At first I did not but then I saw that the clear-views, double-doors in transparent plyne, were down, effectively blocking off each of the arcades. Clear-views are emergency barriers put in place because of risk of fire or oxygen depletion; they are unbreakable and usually controlled from a central power point, in this case most likely from the vestibule. I had, it is true, heard a slight sound but at the time had paid no attention to it.

Cykarthyia pulled down a memorial hanging from the roof and clicked it on.

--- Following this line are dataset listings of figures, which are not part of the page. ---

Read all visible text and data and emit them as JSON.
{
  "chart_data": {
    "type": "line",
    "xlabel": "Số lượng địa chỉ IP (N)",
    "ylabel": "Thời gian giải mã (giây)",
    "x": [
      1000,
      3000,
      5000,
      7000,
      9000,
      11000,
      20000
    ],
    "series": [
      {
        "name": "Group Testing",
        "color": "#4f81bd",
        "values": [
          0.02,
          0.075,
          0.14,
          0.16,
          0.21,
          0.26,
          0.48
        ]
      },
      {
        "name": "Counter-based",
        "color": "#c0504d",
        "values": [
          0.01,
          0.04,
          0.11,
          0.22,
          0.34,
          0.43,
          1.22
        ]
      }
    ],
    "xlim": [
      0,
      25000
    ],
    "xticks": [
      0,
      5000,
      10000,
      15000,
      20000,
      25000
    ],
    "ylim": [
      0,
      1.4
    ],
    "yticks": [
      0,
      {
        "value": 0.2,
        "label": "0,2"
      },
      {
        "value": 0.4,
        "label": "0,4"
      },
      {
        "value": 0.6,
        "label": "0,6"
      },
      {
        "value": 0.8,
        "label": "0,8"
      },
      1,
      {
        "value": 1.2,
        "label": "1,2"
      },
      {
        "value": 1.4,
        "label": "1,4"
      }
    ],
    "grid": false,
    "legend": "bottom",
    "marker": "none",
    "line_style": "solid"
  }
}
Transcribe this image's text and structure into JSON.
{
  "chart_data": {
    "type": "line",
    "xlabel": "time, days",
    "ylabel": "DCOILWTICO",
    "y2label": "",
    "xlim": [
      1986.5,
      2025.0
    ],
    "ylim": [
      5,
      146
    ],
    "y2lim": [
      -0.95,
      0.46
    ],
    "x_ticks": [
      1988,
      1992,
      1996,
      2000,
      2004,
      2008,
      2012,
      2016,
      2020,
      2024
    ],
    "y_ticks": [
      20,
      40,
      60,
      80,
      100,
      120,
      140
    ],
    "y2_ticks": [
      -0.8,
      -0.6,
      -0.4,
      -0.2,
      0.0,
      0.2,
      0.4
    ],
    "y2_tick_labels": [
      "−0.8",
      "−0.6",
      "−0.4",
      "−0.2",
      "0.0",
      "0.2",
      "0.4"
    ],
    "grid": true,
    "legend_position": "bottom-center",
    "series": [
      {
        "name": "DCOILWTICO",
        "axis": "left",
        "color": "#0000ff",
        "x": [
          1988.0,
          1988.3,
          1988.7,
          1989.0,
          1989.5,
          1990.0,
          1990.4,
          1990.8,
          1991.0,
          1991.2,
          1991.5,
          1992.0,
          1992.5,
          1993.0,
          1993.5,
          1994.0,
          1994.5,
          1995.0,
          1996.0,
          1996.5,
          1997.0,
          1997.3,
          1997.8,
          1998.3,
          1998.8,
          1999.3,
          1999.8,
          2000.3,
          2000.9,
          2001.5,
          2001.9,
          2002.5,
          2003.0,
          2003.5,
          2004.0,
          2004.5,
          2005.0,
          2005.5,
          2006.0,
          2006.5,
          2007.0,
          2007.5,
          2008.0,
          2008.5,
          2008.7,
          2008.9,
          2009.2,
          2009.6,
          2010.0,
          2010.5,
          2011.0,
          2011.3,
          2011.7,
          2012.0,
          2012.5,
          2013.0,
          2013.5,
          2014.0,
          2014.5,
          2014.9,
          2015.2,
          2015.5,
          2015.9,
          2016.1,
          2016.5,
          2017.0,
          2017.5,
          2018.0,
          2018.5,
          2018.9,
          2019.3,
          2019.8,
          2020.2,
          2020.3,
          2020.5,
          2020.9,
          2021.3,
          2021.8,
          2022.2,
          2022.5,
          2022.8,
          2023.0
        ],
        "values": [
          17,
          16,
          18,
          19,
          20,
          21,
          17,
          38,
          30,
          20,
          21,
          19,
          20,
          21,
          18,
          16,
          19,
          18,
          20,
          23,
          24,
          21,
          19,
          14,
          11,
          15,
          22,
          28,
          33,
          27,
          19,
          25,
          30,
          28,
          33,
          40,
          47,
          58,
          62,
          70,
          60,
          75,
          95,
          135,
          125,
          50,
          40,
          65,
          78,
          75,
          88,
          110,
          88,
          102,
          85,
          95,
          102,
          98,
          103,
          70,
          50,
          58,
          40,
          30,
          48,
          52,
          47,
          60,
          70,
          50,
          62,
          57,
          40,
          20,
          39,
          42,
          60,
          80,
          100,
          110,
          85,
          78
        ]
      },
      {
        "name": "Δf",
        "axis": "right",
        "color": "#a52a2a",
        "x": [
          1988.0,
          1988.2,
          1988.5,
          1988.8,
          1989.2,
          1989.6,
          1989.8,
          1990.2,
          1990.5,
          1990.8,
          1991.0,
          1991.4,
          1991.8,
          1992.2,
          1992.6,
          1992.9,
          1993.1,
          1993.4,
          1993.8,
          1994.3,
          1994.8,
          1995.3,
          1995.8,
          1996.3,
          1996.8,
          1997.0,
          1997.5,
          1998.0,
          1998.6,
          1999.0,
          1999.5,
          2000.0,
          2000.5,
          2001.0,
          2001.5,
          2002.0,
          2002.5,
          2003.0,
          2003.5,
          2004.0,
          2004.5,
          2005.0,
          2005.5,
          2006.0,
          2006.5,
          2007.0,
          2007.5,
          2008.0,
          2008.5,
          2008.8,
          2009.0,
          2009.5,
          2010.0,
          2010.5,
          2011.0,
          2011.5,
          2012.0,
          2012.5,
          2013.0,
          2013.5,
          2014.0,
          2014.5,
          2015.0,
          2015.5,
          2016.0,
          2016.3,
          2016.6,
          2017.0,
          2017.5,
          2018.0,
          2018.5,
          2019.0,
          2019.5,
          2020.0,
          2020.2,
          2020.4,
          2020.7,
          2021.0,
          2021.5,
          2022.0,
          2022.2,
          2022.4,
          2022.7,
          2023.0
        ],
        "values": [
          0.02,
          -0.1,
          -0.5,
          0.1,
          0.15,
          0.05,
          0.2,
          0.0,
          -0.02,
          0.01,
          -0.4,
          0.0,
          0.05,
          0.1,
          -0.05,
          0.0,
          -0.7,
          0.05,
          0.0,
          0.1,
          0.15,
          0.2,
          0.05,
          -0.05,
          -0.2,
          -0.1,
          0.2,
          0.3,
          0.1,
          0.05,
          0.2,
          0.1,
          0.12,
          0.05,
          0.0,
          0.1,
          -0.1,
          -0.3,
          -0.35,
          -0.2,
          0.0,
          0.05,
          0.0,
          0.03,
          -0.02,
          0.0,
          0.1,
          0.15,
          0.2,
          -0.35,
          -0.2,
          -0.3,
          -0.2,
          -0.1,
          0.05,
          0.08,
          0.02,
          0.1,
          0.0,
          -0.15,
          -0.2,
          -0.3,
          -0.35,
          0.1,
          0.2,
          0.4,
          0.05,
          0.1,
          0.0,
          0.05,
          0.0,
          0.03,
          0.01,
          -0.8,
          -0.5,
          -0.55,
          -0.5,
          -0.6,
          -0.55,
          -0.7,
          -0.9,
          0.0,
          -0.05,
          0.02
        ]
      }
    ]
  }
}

An Interdominant with a grave expression on her face was saying something in clipped Alcytran but Cykarthyia immediately switched on the automatic translation into Andirax.

“…IN CONSEQUENCE OF AFOREMENTIONED CHARGES MOVEMENT IN ENTIRETY PUT UNDER RESTRICTION PENDING ENQUIRY ALL SANCTUARIES CLOSED NO ENTRY EXIT ANYONE PERMITTED EXCEPT PERSONS BEARING INSIGNIA EXTRAORDINARY COMMISSION ALL PRAESIDIANS UPPER EXECUTANTS OF SAID YTHER MOVEMENT RELIEVED OF FUNCTIONS THIS INSTANT TEMPORARY REPLACEMENTS TO BE APPOINTED IF NECESSARY REFUSAL TO COOPERATE WITH OFFICERS OF COMMISSION CONSTITUTES VIOLATION ARTICLE 53 LAW CONGLOMERATE SUCH MEASURES AFFECT ONLY INITIATES YTHER MOVEMENT AND VISITORS NOT PERITOI OR OTHER GROUPMENTS REPEAT NOT PERITOI YTHER MEMBERS IN TRANSIT REPORT NEAREST CONTROL TOWER ON ARRIVAL DESTINATION RECEIVE HIDE ASSIST IN ANY FASHION MEMBER OF YTHER MOVEMENT VIOLATION ARTICLE 57b LAW CONGLOMERATE FURTHER ANNOUNCEMENT 1800 ESN SARWHIRLIAN TIME….”

“I sincerely regret that you have been implicated in this affair,” said Cykarthyia. “If I had for a moment anticipated this development, believe me, I would have cancelled the appointment. But we have been overtaken by events and, for the moment, you are, like me, a prisoner within this Sanctuary.”